Clinical reasoning outcomes
Validity and reliability
Internal consistency of the self-reported clinical reasoning measure was assessed using Cronbach’s alpha. Construct validity of the self-reported and observed clinical reasoning measures was assessed by correlating the reasoning and knowledge outcomes, using Spearman’s rank correlation coefficient. To estimate the predictive validity of the clinical reasoning measures, the self-reported measure and observed measure of clinical reasoning were correlated with diagnostic choice. The analyses were undertaken for the aggregated dataset then separately for the intervention and control groups.
Effect sizes
Independent t-tests were used to compare mean self-reported clinical reasoning scores between intervention and control groups at T1 and T2. A mixed factorial ANOVA was used to assess change in self-reported clinical reasoning over time, between groups and interaction effects.

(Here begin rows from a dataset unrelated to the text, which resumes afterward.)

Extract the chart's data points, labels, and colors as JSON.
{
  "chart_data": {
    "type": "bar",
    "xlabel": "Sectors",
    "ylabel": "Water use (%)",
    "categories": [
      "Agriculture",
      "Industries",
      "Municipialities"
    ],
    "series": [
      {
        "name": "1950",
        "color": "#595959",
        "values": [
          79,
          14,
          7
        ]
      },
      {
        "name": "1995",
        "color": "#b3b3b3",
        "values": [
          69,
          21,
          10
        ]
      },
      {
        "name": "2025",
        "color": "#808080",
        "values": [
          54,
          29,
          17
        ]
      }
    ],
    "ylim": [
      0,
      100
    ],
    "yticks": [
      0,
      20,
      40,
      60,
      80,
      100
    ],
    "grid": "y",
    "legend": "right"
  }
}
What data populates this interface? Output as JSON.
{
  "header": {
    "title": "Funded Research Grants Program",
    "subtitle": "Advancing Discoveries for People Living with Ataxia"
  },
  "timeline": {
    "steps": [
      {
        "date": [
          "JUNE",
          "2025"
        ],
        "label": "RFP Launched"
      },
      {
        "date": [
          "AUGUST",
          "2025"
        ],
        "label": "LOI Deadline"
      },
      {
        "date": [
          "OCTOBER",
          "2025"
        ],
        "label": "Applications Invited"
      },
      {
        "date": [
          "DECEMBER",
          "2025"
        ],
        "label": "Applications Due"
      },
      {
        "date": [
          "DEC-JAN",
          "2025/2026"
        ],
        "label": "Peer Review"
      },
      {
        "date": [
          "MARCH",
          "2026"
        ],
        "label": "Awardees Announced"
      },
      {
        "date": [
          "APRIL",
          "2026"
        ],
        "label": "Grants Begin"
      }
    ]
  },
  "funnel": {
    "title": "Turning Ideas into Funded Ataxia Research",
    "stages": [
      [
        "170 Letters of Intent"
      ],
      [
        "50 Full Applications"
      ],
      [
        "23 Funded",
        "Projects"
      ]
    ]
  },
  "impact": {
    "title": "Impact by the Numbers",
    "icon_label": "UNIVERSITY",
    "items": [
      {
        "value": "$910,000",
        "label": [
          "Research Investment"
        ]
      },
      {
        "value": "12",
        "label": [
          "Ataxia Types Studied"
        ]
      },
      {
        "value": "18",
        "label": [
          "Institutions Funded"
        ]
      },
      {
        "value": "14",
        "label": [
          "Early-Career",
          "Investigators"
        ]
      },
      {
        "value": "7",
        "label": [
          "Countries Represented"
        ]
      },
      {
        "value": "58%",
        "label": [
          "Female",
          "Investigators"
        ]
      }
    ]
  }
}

Logistic regression analyses were conducted to assess the ‘essential information identified’ and the ‘relevance of history taking’. These outcomes were proportional data, so were transformed by calculating the log odds of the outcomes [36, 37]. Group allocation was the only predictor variable in each model, as knowledge did not significantly differ between the groups at baseline. A multinomial logistic analysis was carried out to assess ‘Flexibility in diagnoses’. A complete case analysis was undertaken, such that those students who had missing data were excluded from analysis. Analyses were conducted using Stata Version 15, with p ≤ 0.05 considered statistically significant [38].